Amenhotep III was the son of Thutmosis IV and Queen Mutemiwa. He ruled Kemet during a period of peace and tranquility, allowing him to focus on the architectual, educational, and spiritual growth of his empire. Under his rule, international trade and communication rose dramatically. Amenhotep III broke out of tradition by marrying Tiye, a woman from Southern Nubia. She was so beautiful and loved by him that she became known as the "Great Royal Wife" and participated fully in governmental affairs. Militarily, he develloped a marine police force to provide security for local and visiting merchants. Politically, he maintained diplomatic correspondence with Babylon, Cypress, Mitanni, and other lands. Scarabs with his name and the name of his wife reached as far as Greece. Architectually, Amenophis III ordered the building of the Temple of Mut, furnished with 600 black granite statues of Sekhmet (the lioness goddess) and surrounded it with a crescent shaped lake. He created the Colossi of Amenhotep III--70 foot statues cut from a single block of granite and weighing over 700 tons. A ruler of 37 years, he was the father of two of Kemet's most famous rulers: Akenaton, and Tutankhamen.

Nefertem Khu Re Taharka

Taharka was one of the greatest Kemetian (Egyptian) (as well as Nubian) kings of all time. Inheriting the throne from his Uncle Shabaka, he became king at the age of 25! Upon his coronation, he expressed his power by arranging for mother, the Queen, to travel 1200 miles to see him crowned. Taharka's reign lasted for 26 years, during which time he became "Emperor of the World", unifying both Upper and Lower Kemet (Egypt) under a Nubian (truly Afrikan) King, restoring the order of the "Golden Ages" of Kemet.

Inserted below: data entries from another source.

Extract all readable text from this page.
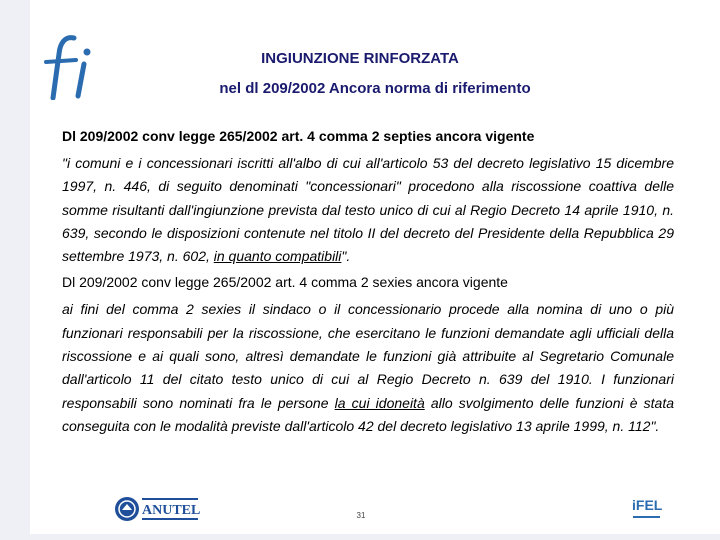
INGIUNZIONE RINFORZATA
nel dl 209/2002 Ancora norma di riferimento

Dl 209/2002 conv legge 265/2002 art. 4 comma 2 septies ancora vigente

"i comuni e i concessionari iscritti all'albo di cui all'articolo 53 del decreto legislativo 15 dicembre 1997, n. 446, di seguito denominati "concessionari" procedono alla riscossione coattiva delle somme risultanti dall'ingiunzione prevista dal testo unico di cui al Regio Decreto 14 aprile 1910, n. 639, secondo le disposizioni contenute nel titolo II del decreto del Presidente della Repubblica 29 settembre 1973, n. 602, in quanto compatibili".

Dl 209/2002 conv legge 265/2002 art. 4 comma 2 sexies ancora vigente

ai fini del comma 2 sexies il sindaco o il concessionario procede alla nomina di uno o più funzionari responsabili per la riscossione, che esercitano le funzioni demandate agli ufficiali della riscossione e ai quali sono, altresì demandate le funzioni già attribuite al Segretario Comunale dall'articolo 11 del citato testo unico di cui al Regio Decreto n. 639 del 1910. I funzionari responsabili sono nominati fra le persone la cui idoneità allo svolgimento delle funzioni è stata conseguita con le modalità previste dall'articolo 42 del decreto legislativo 13 aprile 1999, n. 112".

ANUTEL	31
iFEL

He made numerous economic and cultural advances in both Kemet and his homeland of Nubia. His reign brough about the building of the Chapel of Het Heru in Ipet Resyt (Luxor Temple), and expanded the Temple of Mut at Ipet Isut (Karnak) in addition to many, many other improvements. Militarily, Taharka battled the Assyrian King Esahaddon and King Baal of Tyre for control of Kemet. A Biblical figure, he is credited in II Kings 19:9 for saving is Hebrew brothers from certain death. The reign of Taharka and his military exploits established him as one of the most powerful rulers of the ancient world.